They are focused on streamlining results, not impressing Twitter.
“So many ‘performance’ coaches complicate low training age athletes programs with high complexity programs.
Not because it’s what they need or anything, but because they are trying to ‘stand out’ and be ‘different’.
They’re doing it for retweets on Twitter & likes on Instagram.”
-Ray Zingler on Twitter
If I’ve learned anything in my 20 years of working at my craft, S&C, it’s that the most advanced coaches are actually the simplest.
They’ve been around the block. They have time and sweat in the game and the callouses on their hands to show for it.
What they eventually realize is that it all works, it really does.
The biggest reason most don’t see results is not because their training is too simple, it’s because they lack consistency and an understanding of a long-term training model.

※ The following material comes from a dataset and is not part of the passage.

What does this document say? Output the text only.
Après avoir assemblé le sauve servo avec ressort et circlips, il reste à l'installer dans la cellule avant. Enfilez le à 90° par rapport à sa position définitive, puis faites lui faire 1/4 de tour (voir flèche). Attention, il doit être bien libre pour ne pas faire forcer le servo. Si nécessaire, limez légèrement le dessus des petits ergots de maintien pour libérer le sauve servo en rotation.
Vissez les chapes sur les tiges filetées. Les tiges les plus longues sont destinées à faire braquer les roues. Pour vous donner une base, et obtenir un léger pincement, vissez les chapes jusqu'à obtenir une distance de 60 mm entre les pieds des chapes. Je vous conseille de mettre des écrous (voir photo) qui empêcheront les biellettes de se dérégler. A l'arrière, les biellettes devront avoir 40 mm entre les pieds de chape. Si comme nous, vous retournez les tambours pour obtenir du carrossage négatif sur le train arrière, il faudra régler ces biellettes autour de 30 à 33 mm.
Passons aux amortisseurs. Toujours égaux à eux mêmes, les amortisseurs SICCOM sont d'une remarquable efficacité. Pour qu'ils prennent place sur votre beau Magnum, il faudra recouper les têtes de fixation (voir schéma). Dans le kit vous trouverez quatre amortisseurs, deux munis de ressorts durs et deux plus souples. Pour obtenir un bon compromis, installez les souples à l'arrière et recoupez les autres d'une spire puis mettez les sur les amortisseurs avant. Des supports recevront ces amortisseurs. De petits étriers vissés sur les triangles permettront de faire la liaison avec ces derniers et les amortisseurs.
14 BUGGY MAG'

You show up consistently, work intelligently hard, and manipulate a few of the (right) variables that are essential to be manipulated over time, and you win. That’s how this thing works.
But amateur coaches? Your corner shop guru?
No, no, no, of course he’d never be caught dead feeding kids what they actually need. Simplicity, consistency, and execution.
Why?
Because that doesn’t stand out.
Simple isn’t “built different”.
And “We aren’t like everybody else. We grind around here. We’re the best in the game.”
I mean these idiots honestly believe this stuff about themselves.
They have no foundation. They have no understanding of development. They don’t track any metrics or collect any data, they don’t do anything related to “performance”.
They buy some cones, ladders, mini hurdles, bungee cords and a bluetooth speaker, and ask kids to aimlessly shuffle around implements for an hour until they get tired while shouting buzz words at them.
Its literally bastardized hop scotch.
And well-intentioned consumers’ buy the garbage simply because they don’t know any better.
The amateurs are selling flashy exercise modality that people assume works because “Jimmy goes to see that guy and he loves it.”
Jimmy might love going to math class because there are some cute girls in there, but he has a 40 in the class. Is this acceptable?
Pro Coaches aren’t selling exercises and sets/reps.
Admittedly, that stuff can get kind of boring.
What we are selling is safety, accountability, and results.
Beyond that, we are selling the above within a growth-oriented environment in which athletes feel a sense of safety and belonging.
Ask yourself:
“Are you trying to be entertained or are you trying to improve?”
If you want the ladder, you’ll have to do some homework on a Coach.